RECOMMENDED: Our guide to the best classes in NYC
Best dance classes in NYC
There’s probably no dance studio more famous than the venerated Steps on Broadway, and no dance discipline channels the Great White Way better than tap dancing. Sign up for its 75-minute Absolute Beginner Tap class, which requires little to no experience. If you’re lucky, you might catch off-duty professional dancers popping into open classes.
Alvin Ailey was one of the most influential choreographers of the modern age, but classes at the Ailey Extension school are doable even for novices. Try the 90-minute Absolute Beginner Horton class, which introduces students to fundamentals of modern dance pioneer Lester Horton’s technique, such as leg swings, deep lunges and lateral stretches. It also features live drum accompaniment.
Learn to tap into your body’s musicality in this 90-minute class, which introduces beginners to elements of classical modern dance like spirals, contractions and simple floor work. As a bonus, the movements are wonderful for strengthening your core muscles and improving flexibility. Live musical accompaniment and a warm, positive atmosphere make this studio ideal for those who have never set foot inside a dance class.
The classes at Broadway Dance Center are no joke: enrolling in an advanced level requires 10-plus years of training. If you are still learning the difference between a fan kick and a fouetté, try this beginner-level jazz class. Taught by Sue Samuels, who has worked with stage and film stars including Brooke Shields, the class includes jazz isolation techniques and floor work, to the beat of live percussion.
Peridance was the first school to offer professional hip-hop dance classes, starting in the 1980s. Today its program of new American dance classes is one of the most robust in the city, with nearly two dozen instructors teaching everything from urban choreography to dancehall. At the school’s Beginner Hip-Hop class, students learn the same choreography for two weeks in a row, ensuring full mastery before moving on to new moves.
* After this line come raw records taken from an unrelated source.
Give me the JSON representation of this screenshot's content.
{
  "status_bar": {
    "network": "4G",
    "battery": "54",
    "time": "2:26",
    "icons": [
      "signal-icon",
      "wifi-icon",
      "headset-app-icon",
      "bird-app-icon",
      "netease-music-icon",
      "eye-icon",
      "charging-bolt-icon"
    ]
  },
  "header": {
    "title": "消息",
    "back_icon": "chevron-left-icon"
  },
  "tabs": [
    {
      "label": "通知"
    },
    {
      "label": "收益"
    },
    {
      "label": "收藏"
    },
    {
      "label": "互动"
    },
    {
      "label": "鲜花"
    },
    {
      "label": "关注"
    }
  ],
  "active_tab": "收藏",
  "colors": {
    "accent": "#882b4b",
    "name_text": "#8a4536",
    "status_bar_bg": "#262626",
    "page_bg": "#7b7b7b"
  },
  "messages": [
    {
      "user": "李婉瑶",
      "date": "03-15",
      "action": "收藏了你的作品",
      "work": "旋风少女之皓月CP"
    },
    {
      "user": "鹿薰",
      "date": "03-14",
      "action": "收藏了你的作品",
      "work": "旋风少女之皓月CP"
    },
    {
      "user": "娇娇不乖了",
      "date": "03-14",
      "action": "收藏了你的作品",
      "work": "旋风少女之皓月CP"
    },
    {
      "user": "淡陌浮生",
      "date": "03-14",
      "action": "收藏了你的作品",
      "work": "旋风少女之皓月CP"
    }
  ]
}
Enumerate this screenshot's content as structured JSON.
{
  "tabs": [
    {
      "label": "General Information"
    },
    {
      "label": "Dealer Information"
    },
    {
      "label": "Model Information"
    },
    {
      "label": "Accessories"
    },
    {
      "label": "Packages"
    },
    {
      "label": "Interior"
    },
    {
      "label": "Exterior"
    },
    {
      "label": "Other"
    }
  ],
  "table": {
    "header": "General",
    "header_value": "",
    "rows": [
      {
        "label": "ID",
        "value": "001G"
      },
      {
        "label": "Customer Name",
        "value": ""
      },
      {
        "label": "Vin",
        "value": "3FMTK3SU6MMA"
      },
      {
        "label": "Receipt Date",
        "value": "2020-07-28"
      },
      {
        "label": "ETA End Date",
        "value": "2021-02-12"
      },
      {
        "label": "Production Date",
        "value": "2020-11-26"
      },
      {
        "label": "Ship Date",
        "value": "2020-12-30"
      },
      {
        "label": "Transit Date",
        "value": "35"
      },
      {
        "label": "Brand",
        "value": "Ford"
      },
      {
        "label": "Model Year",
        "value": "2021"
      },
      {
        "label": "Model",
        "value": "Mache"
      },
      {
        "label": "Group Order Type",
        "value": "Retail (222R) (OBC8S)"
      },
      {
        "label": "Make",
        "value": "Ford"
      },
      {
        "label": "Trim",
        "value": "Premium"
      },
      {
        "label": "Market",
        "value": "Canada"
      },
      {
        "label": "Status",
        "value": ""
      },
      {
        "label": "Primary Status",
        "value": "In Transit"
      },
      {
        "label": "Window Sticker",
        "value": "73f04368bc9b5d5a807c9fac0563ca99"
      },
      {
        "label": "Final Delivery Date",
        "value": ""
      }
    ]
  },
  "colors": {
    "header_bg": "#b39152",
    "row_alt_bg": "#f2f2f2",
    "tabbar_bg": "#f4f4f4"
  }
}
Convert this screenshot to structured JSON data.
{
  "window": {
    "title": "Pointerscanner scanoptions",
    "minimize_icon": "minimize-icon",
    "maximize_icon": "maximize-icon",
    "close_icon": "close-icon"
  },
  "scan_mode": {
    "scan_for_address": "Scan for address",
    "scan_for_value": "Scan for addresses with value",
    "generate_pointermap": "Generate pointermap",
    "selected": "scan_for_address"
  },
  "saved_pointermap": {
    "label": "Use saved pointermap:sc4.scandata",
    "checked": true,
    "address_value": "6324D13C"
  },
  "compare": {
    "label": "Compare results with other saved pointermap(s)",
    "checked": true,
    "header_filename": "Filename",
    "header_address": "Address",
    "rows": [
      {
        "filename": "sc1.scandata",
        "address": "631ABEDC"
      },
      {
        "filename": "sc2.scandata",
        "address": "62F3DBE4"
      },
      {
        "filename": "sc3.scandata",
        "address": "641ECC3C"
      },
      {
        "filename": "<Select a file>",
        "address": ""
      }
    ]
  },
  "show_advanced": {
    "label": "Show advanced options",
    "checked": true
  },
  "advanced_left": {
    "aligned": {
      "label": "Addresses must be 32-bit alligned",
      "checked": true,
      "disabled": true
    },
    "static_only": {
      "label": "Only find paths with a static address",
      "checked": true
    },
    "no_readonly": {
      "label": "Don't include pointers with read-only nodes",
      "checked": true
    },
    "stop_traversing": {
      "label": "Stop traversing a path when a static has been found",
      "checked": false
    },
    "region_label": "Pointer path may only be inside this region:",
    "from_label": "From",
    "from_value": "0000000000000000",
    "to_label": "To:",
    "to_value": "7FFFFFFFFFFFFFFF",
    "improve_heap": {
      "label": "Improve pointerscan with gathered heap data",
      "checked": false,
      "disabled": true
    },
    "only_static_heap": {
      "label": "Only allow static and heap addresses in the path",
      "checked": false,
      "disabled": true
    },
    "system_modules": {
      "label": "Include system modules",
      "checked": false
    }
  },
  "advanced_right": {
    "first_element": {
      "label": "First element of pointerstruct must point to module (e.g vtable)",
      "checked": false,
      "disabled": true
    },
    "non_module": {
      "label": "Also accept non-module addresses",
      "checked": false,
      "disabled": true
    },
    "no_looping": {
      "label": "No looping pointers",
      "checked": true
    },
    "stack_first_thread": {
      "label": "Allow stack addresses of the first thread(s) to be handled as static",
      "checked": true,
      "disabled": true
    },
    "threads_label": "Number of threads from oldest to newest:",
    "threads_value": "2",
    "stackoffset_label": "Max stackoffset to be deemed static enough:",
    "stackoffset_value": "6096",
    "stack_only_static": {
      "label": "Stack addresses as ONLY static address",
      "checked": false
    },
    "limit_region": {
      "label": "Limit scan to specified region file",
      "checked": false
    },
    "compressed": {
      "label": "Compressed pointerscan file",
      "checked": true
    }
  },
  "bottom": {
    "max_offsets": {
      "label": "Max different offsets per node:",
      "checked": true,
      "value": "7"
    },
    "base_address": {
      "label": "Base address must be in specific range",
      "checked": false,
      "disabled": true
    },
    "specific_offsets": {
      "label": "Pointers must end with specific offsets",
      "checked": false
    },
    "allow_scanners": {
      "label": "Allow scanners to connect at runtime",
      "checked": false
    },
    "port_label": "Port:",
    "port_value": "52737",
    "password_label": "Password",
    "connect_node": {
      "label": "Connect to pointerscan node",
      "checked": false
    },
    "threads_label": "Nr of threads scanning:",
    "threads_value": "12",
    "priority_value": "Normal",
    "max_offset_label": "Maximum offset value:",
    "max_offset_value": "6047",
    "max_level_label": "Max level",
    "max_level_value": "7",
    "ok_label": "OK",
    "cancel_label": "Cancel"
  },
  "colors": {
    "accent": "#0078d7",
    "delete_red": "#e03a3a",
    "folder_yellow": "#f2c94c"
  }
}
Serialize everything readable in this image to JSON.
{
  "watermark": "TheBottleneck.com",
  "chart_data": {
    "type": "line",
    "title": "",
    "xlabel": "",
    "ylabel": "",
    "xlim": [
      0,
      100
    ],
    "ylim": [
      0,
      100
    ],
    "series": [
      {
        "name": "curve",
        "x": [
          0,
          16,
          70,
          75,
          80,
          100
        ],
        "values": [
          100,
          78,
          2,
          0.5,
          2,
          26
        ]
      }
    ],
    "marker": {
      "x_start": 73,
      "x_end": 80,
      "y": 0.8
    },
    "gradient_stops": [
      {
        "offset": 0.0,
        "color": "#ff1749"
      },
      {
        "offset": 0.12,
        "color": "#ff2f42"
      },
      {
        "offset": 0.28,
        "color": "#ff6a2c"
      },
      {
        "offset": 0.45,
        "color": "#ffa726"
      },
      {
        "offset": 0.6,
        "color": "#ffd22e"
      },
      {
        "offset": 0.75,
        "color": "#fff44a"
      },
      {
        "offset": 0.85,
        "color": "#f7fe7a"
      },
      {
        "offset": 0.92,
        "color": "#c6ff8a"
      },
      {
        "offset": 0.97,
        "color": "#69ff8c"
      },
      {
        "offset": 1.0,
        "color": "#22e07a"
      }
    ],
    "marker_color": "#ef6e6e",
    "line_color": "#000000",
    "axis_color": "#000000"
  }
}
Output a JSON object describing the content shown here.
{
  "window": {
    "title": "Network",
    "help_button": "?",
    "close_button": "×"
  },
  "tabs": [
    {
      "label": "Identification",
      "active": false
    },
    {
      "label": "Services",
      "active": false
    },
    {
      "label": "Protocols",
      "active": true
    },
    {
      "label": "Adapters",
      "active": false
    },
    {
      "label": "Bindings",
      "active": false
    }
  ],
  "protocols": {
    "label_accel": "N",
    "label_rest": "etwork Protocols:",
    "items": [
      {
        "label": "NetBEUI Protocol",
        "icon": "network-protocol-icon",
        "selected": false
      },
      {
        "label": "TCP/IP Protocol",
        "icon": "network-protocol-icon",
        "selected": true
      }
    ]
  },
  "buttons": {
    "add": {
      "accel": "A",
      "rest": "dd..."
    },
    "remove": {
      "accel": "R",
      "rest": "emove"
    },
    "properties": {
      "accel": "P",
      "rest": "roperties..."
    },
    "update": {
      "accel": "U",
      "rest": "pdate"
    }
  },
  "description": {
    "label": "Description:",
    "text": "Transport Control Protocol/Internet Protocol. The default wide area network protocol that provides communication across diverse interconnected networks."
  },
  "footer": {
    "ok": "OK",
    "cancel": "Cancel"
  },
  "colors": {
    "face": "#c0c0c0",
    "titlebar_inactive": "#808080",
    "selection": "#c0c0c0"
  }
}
Founded in 1953, Joffrey has a proven track record in classes from jazz to conditioning, but its ballet program is where it truly shines. Those with a basic understanding of classical ballet technique should try its Beginner class, which involves barre work as well as routines that move across the floor. Dancers also learn to improve their alignment and posture.
This Tribeca studio is committed to sharing dance with everyone, especially those for whom cost is an issue. Every class here is donation-based (the suggested amount is $10) and no prior dance experience is required for opening-level classes. Its signature technique uses elements of Qi Gong, dynamic stretch and cardio dance for an experience that helps the mind and body work in tandem.
Billing itself as a laboratory for the investigation of dance, Movement Research provides low-cost classes as a way to incorporate the community into its programming. To get a taste of what it’s like to rehearse as a professional dancer, try this morning class taught by a rotating roster of former Trisha Brown dancers. Students focus on breath work and mapping body joints before learning phrases from Brown’s choreographic vocabulary.
Gibney's multi-hyphenate space in Tribeca hosts drop-in classes and also serves as a space for performances, talks, and workshops. It’s an ideal spot to immerse yourself in many difference dance disciplines from ballet to contemporary. Gibney is also one of the only studios in New York to offer Gaga, a barefoot, continuously moving technique developed by Batsheva Dance Company choreographer Ohad Naharin.
New York City Center has a fleet of oversize dance studios just a block away from its theater spaces. Among the most appealing offerings there are classes in choreographer Merce Cunningham’s singular style, which stresses rhythmic accuracy and spatial awareness—and is also a killer workout for your core and legs. Devotees should take advantage of the $100 10-class card, which brings each session down to a manageable $10.